It’s has been already 7 years since my first blog post in github pages on Jekyll engine. At that time, even writing markdown was new to me. What amazed me was the capability to really own the document / files / images, when I write I don’t need to care even a second on how it looks. Unlike working on MS Word document where you constantly fighting with the new line / font size / tabs / bullet tabs. Plus when everything is stored in the file system, it’s a typical file operations that we are so familiar with. No sql, no platform locked-in. It was one of the main reason I decided to considering having my own website. It’s important for me to own it and keep it alive for many years to come.
Getting the styling right on Github pages isn’t something so easy. There aren’t so many default templates to choose from in standard Jekyll. It was my fault that I didn’t attempt to run it locally / setup actions to build it. To be fair, it wasn’t so easy. Since I didn’t have my local setup, I can’t validate how the page would look or whether it can be compiled. The whole experiences apart from being able to own all files weren’t spot on yet.
5 years ago working as software developer. I started to re-learn the modern web-stack and I started to appreciate more the modern frontend technology. I spend a lot of time with Azure pipeline and Github action at work. I started to appreciate more what CICD can enables and more importantly how it might relief me from all the pains of building my own site.
I started using Next.js about 2 years ago when my colleague Grzegorz suggested that we should use it on the new application that we just started. People started moving to Next from create-react-app boiler plate. After months into it, I was still confused with app router / page router. I was building canvas library and I didn’t need the backend. I had a constant struggle with ‘hydration’ error, ‘use client’. In the end, every file starts with ‘use client’.

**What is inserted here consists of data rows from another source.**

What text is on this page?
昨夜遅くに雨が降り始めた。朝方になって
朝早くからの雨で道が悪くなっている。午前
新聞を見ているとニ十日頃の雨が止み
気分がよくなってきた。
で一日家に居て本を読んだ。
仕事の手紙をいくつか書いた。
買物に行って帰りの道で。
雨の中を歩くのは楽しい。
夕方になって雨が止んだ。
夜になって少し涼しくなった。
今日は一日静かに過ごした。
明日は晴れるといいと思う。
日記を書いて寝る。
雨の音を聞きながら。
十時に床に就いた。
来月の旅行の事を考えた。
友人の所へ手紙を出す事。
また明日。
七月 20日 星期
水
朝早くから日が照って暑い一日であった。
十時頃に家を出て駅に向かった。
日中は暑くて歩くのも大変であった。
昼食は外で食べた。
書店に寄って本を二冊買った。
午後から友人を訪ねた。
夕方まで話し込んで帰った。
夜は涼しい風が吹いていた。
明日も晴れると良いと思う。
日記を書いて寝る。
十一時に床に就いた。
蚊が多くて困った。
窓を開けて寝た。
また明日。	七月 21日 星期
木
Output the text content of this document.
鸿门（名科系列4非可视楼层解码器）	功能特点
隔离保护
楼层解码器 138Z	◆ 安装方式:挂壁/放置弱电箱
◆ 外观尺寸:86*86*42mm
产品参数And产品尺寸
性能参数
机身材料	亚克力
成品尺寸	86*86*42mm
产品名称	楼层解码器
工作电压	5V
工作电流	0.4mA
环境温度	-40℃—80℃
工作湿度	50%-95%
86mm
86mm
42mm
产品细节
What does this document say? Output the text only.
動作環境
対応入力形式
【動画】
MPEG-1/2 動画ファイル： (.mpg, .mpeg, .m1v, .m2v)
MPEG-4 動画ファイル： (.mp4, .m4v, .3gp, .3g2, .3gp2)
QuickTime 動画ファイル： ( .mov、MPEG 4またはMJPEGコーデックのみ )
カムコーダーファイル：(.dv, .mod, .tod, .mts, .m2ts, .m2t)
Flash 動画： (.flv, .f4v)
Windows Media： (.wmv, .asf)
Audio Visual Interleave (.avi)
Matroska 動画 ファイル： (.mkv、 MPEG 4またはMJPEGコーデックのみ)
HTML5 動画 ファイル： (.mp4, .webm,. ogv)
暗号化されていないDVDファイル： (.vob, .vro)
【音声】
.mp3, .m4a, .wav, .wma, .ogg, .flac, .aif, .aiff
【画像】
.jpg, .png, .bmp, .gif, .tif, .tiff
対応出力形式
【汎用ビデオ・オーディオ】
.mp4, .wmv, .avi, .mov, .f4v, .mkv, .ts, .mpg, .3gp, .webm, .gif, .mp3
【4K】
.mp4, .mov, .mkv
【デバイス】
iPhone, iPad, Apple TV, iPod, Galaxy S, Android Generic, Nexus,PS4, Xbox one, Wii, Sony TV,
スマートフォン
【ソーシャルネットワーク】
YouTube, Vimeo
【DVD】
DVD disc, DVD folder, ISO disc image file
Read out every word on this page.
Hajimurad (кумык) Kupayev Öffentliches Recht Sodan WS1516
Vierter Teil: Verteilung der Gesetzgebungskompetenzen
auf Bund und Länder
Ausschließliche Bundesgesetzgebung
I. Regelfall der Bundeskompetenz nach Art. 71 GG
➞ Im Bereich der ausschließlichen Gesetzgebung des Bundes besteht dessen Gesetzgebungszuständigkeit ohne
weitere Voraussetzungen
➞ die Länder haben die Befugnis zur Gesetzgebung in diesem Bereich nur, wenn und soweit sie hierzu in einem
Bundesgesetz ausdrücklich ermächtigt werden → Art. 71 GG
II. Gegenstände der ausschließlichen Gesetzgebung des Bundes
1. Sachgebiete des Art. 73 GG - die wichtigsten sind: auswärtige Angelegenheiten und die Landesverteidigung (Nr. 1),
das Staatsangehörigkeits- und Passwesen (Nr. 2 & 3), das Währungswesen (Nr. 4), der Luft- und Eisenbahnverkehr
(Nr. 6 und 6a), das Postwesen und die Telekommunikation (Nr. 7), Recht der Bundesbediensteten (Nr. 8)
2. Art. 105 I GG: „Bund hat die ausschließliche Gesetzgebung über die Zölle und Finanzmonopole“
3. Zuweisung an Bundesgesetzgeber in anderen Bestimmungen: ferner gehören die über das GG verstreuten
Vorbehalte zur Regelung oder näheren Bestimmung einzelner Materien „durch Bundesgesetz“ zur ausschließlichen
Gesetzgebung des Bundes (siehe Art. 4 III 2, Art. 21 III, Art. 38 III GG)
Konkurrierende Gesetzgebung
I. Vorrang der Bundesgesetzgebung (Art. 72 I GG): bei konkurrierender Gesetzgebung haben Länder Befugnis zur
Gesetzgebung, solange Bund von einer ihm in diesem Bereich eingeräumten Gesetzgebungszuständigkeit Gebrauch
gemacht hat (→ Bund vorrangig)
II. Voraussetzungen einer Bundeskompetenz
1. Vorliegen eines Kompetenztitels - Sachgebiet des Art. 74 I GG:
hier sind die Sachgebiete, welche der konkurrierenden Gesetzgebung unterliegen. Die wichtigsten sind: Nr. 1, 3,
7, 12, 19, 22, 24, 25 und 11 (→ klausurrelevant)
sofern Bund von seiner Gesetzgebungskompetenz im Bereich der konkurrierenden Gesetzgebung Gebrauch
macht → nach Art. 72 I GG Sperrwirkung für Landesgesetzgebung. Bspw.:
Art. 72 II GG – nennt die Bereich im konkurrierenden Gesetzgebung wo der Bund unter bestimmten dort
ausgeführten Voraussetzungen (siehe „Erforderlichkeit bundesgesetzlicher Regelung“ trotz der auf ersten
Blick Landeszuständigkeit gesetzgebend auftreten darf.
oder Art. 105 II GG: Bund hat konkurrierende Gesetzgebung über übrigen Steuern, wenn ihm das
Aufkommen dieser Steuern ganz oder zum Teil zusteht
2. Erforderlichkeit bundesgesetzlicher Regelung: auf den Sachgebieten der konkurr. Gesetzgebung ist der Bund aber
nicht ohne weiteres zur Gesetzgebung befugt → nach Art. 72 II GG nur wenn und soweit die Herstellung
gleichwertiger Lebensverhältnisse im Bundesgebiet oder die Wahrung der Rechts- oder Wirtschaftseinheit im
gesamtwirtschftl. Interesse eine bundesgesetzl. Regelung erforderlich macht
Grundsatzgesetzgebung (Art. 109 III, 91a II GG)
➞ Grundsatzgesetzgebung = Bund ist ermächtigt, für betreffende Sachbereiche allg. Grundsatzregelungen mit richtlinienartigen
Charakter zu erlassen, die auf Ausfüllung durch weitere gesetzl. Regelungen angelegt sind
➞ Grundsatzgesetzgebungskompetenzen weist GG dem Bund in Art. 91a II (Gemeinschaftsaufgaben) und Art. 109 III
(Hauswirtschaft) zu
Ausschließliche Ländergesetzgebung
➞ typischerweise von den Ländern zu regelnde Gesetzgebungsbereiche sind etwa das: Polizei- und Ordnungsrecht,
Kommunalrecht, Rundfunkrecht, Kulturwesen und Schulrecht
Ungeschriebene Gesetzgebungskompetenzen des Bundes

Last two weeks: I started working with Tum on another hobby project . I wanted to learn something new while being somewhat productive. (Being unproductive makes the coding activity painful which I am afraid.) I wanted to deploy the site to CDN to save cost and hopefully be a bit SSO friendly. Next.js with SSG feature was the obvious choice. It’s really interesting that static web deployment made a come back after 20+ years since the beginning of www. Following web evolution can be described based on my personal experiences:
- HTML, CSS at the dawn of internet
- Jquery
- AJAX
- Backend rendering — php
- Frontend Javascript framework movement (React, …)
- Backend component rendering
- SSG
I picked Astropaper for v2.0 engine of my website. I can test building the site locally before building in the cloud. I could write custom components and use in the website if I want to. But the main reason was that its design that looks nice and clean out-of-the-box and simplicity to theme / style with tailwind.